There is speculation that telehealth consultation may become part of routine care for patients with diabetes in the post-COVID-19 era, and this model of care may not be confined to patients residing in remote areas. However, telehealth reviews cannot completely replace face-to-face consultations in the long term. It is conceivable that a combination of both types of consultations can be offered to patients for the management of diabetes in the future.

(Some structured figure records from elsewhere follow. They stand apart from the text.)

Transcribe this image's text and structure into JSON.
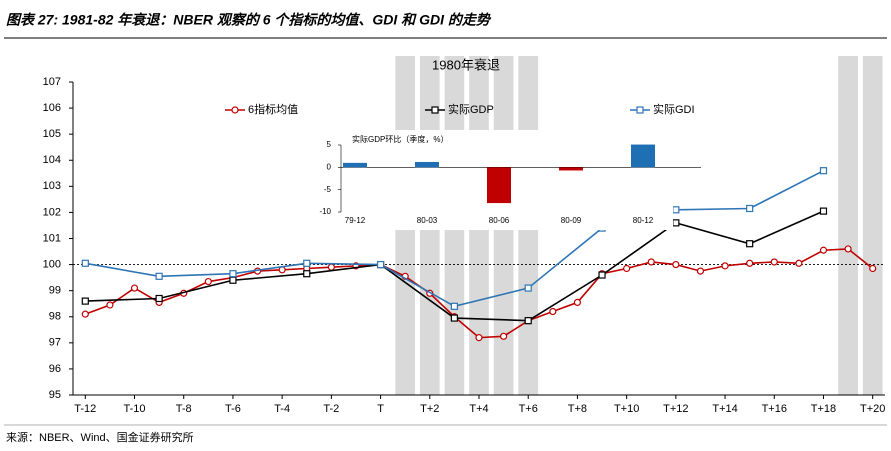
{
  "title": "图表 27: 1981-82 年衰退：NBER 观察的 6 个指标的均值、GDI 和 GDI 的走势",
  "source": "来源：NBER、Wind、国金证券研究所",
  "chart_data": [
    {
      "type": "line",
      "title": "1980年衰退",
      "xlim": [
        -12.5,
        20.5
      ],
      "xticks": [
        {
          "value": -12,
          "label": "T-12"
        },
        {
          "value": -10,
          "label": "T-10"
        },
        {
          "value": -8,
          "label": "T-8"
        },
        {
          "value": -6,
          "label": "T-6"
        },
        {
          "value": -4,
          "label": "T-4"
        },
        {
          "value": -2,
          "label": "T-2"
        },
        {
          "value": 0,
          "label": "T"
        },
        {
          "value": 2,
          "label": "T+2"
        },
        {
          "value": 4,
          "label": "T+4"
        },
        {
          "value": 6,
          "label": "T+6"
        },
        {
          "value": 8,
          "label": "T+8"
        },
        {
          "value": 10,
          "label": "T+10"
        },
        {
          "value": 12,
          "label": "T+12"
        },
        {
          "value": 14,
          "label": "T+14"
        },
        {
          "value": 16,
          "label": "T+16"
        },
        {
          "value": 18,
          "label": "T+18"
        },
        {
          "value": 20,
          "label": "T+20"
        }
      ],
      "ylim": [
        95,
        107
      ],
      "yticks": [
        95,
        96,
        97,
        98,
        99,
        100,
        101,
        102,
        103,
        104,
        105,
        106,
        107
      ],
      "refline": 100,
      "shade_color": "#d9d9d9",
      "shaded_x": [
        1,
        2,
        3,
        4,
        5,
        6,
        19,
        20
      ],
      "series": [
        {
          "name": "6指标均值",
          "color": "#c00000",
          "marker": "circle",
          "x": [
            -12,
            -11,
            -10,
            -9,
            -8,
            -7,
            -6,
            -5,
            -4,
            -3,
            -2,
            -1,
            0,
            1,
            2,
            3,
            4,
            5,
            6,
            7,
            8,
            9,
            10,
            11,
            12,
            13,
            14,
            15,
            16,
            17,
            18,
            19,
            20
          ],
          "values": [
            98.1,
            98.45,
            99.1,
            98.55,
            98.9,
            99.35,
            99.5,
            99.75,
            99.8,
            99.85,
            99.9,
            99.95,
            100,
            99.55,
            98.9,
            98.0,
            97.2,
            97.25,
            97.85,
            98.2,
            98.55,
            99.65,
            99.85,
            100.1,
            100.0,
            99.75,
            99.95,
            100.05,
            100.1,
            100.05,
            100.55,
            100.6,
            99.85
          ]
        },
        {
          "name": "实际GDP",
          "color": "#000000",
          "marker": "square",
          "x": [
            -12,
            -9,
            -6,
            -3,
            0,
            3,
            6,
            9,
            12,
            15,
            18
          ],
          "values": [
            98.6,
            98.7,
            99.4,
            99.65,
            100,
            97.95,
            97.85,
            99.6,
            101.6,
            100.8,
            102.05
          ]
        },
        {
          "name": "实际GDI",
          "color": "#2e75b6",
          "marker": "square",
          "x": [
            -12,
            -9,
            -6,
            -3,
            0,
            3,
            6,
            9,
            12,
            15,
            18
          ],
          "values": [
            100.05,
            99.55,
            99.65,
            100.05,
            100,
            98.4,
            99.1,
            101.4,
            102.1,
            102.15,
            103.6
          ]
        }
      ]
    },
    {
      "type": "bar",
      "title": "实际GDP环比（季度，%）",
      "categories": [
        "79-12",
        "80-03",
        "80-06",
        "80-09",
        "80-12"
      ],
      "values": [
        1,
        1.2,
        -8,
        -0.7,
        5.1
      ],
      "colors": [
        "#1f6fb4",
        "#1f6fb4",
        "#c00000",
        "#c00000",
        "#1f6fb4"
      ],
      "ylim": [
        -10,
        5
      ],
      "yticks": [
        5,
        0,
        -5,
        -10
      ]
    }
  ]
}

There are several limitations in the present study. Patients attending our diabetes service had significant comorbidities and the majority were on insulin therapy; hence, findings from the present study may not be extrapolated to other centres or to primary care settings. Information, such as changes to patients' lifestyle factors and weight, was not available and patients' mental well-being was not recorded. We did not conduct any patient survey in relation to telehealth consultation, which would have provided some insight into patients' satisfaction with this model of care. As videoconferencing was taken up by only a small number of patients, we were also unable to assess the differences between videoconferencing and telephone consultations. In the comparison of glycaemic control across the three visits, the fact that we had excluded patients whose HbA1c was not available at Visit A could introduce a selection bias. Finally, a longer period of follow up of patients utilising telehealth consultation may be required to properly ascertain the effectiveness of this model in delivering optimal diabetes care to patients.

Conclusion

We demonstrated that among patients with diabetes who undertook telehealth consultations in South Western Sydney, their glycaemic control was marginally better during the COVID-19 pandemic than that prior to the pandemic. We believe that this could partly be due to factors such as a greater stability in patient's diet and more time available for exercise, but more studies might be needed to examine the changes in lifestyle factors during the COVID-19 pandemic. Telehealth is an important care delivery option in the management of patients with diabetes during the pandemic and the future role of telehealth consultation as part of routine care for patients with diabetes in the outpatient setting remains to be defined.